Martini’s & Makeovers

Since moving to Chorlton, it’s safe to say my interior design tastes have changed.

Our old home in Northenden was decorated in a more classic style with traditional furniture and colour schemes.  But now the once beloved solid oak sideboard/drinks cabinet I brought to Chorlton with me no longer suits the new houses decor, so sadly it had to go.

I’d been looking for a new drinks cabinet to replace it for the past few years. and was really hankering after something with retro/Art Deco features that was a bit of a fixer-upper.  I started seaking out local antique villages and vintage fairs, spending (nearly) every weekend browsing for the perfect cabinet I could call my own.

Last year, I found her 🙂

Drinks Cabinet Before

Whilst mooching around Old Mill Antiques in Failsworth, I found this fantastic display cabinet with a concealed writing desk inside for only £60!

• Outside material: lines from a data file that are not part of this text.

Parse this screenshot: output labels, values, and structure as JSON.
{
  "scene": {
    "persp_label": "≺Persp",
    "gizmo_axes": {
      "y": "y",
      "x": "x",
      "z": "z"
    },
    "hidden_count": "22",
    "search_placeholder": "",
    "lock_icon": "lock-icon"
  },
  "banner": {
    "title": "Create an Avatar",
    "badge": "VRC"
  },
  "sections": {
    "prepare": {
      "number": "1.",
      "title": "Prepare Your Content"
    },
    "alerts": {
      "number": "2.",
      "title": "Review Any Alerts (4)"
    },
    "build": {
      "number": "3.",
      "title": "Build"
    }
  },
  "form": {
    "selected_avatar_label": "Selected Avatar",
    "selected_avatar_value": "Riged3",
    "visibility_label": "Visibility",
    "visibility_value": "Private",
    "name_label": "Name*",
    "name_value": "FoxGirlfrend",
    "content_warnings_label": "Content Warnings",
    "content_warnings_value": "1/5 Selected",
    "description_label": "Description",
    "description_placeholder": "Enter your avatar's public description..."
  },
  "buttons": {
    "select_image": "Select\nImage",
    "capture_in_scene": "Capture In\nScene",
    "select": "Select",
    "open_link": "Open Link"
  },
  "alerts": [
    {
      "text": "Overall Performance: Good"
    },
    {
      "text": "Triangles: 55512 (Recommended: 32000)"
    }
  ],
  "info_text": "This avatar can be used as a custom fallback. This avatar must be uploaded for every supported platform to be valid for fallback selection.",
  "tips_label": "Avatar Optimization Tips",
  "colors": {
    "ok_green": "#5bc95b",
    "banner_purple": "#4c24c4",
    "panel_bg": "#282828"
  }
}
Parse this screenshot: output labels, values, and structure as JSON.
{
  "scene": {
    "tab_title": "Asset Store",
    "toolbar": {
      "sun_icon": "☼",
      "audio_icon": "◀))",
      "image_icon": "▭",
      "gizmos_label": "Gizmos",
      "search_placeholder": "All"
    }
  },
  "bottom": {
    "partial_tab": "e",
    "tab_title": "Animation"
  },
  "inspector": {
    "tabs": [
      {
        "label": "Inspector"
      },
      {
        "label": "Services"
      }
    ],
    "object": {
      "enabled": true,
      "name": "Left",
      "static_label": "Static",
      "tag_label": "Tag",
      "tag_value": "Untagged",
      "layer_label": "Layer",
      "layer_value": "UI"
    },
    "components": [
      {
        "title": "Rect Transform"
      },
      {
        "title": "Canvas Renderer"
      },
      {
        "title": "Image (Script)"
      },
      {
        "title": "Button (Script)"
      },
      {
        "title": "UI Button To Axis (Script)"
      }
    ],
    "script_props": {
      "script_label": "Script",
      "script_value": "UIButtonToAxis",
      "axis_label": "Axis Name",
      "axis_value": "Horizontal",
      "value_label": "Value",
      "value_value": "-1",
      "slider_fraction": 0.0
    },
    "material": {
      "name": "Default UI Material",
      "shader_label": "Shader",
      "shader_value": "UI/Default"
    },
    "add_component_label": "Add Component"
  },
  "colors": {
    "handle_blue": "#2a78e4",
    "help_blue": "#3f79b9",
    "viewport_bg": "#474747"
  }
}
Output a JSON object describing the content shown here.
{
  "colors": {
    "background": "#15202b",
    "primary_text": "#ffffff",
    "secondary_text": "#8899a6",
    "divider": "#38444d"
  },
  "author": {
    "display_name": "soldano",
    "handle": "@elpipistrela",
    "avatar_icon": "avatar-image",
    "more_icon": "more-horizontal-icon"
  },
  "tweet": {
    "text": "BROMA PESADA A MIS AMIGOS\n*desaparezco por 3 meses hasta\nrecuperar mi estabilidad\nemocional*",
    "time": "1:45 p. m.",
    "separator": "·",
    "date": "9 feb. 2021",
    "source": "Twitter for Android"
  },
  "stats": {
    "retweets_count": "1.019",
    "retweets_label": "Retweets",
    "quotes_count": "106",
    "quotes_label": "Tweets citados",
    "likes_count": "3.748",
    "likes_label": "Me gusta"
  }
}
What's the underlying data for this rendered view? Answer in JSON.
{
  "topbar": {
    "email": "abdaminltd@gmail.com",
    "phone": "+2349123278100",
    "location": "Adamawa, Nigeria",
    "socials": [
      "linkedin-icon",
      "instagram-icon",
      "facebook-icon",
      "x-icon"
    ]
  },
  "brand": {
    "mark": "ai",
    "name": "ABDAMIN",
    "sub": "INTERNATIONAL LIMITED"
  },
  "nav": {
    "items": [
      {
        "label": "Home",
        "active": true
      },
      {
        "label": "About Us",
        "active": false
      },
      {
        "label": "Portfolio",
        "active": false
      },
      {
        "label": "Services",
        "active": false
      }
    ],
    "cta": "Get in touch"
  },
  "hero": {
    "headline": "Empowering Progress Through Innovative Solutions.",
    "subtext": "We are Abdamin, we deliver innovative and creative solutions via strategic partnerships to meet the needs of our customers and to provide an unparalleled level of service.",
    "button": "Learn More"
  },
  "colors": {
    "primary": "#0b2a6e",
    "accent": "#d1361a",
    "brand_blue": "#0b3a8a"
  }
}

Like me she was a little rough around the edges, and bits had started to fall off… but with a little TLC I knew she could be beautiful once more.

There were sadly a few areas on the top of the cabinet where the veneer had chipped off and would have been difficult to repair, so a new lick of paint was on the cards.

clockwise from left: / urban-home-world /

There are literally thousands of examples of upcycled cabinets online!  I’d already started a Pinterest board for drinks cabinet ideas and inspiration; the majority of which featured geometric stenciling, metallics and decorative knobs (hehehe – I’m such a child).

When I first saw the cabinet I fell in love with the fabulous teak veneer finish and didn’t want to loose this completely, so I decided to just paint the frame and leave the doors which were still in very good condition.

Step 1: Preparation

We all know that the right prep beforehand can make the finished result look picture perfect.  There are loads of websites, blogs and YouTube videos on how to prep old furniture for upcycling, but for our straight forward paint job we just lightly sanded the frame and made sure the surfaces were cleaned thoroughly ready for painting.  We also removed the old dividers inside the writing desk cupboard to create more storage for all our cocktail paraphernalia, and ripped out the old printed-leather insert on the desk.

Step 2: Painting

I wanted the cabinet to fit in with the rest of the dining room decor, so decided to paint the frame with the leftover paint we used on the walls!  The grey also helped the teak veneer doors to ‘pop’.


We used a primer as a base, then applied 2 coats of Dulux Once ‘Urban Obsession’ to the frame and shelves inside the two glass-door sections.  One coat of lacquer later, and the cabinet was already looking a hundred times better.

Step 3: Finishing Touches

Rather than leave the cupboard doors plain I wanted to add a little Art Deco flourish, but was worried about using something as permanent as paint incase I wanted to change it in the future.  The solution: Washi Tape.


I found some gorgeous matte gold Washi tape on Etsy, and added some simple vertical lines originating from a central point on the front of the cabinet.  I thought the pattern tied in quite nicely with the parquet herringbone floor (and it was easy to measure & apply – bonus!).

Because the old writing desk was to become a drinks serving area I decided against a new real leather insert on the fold-out door in case of spillages.  Instead I opted for a faux-snake skin leather in a stunning silver-grey colour to match the grey frame.  There are literally hundreds of faux-leather fabrics available quite cheaply online, in all sorts of weird and wonderful colours so you can quite easily choose a contrasting colour if that’s the effect you’re looking for.


The final addition was a set of stunning gold hexagon door knobs to carry through the art deco theme – they were pricy at £11 each plus delivery, but they were so worth it!

Step 4: Stand Back & Admire (with a glass of bubbly in hand)

In total including delivery & all the materials (though I already had the primer and grey paint leftover from other DIY projects), I managed to spend less than £140 – not bad for a bespoke cabinet!  Plus I got an added sense of achievement from breathing new life into an old discarded piece of furniture that just needed someone to see its potential.


I was first attracted to the symmetry of this piece, and the addition of vertical lines emphasises this feature

I’ll admit I was scared to take on a project like this at first, and there were some ideas that I tried and failed in along the way (I was dreaming if I thought I could hammer tacks around the faux-leather insert in a straight line!), but now the cabinet is completed I can’t wait to get stuck into my next upcycle!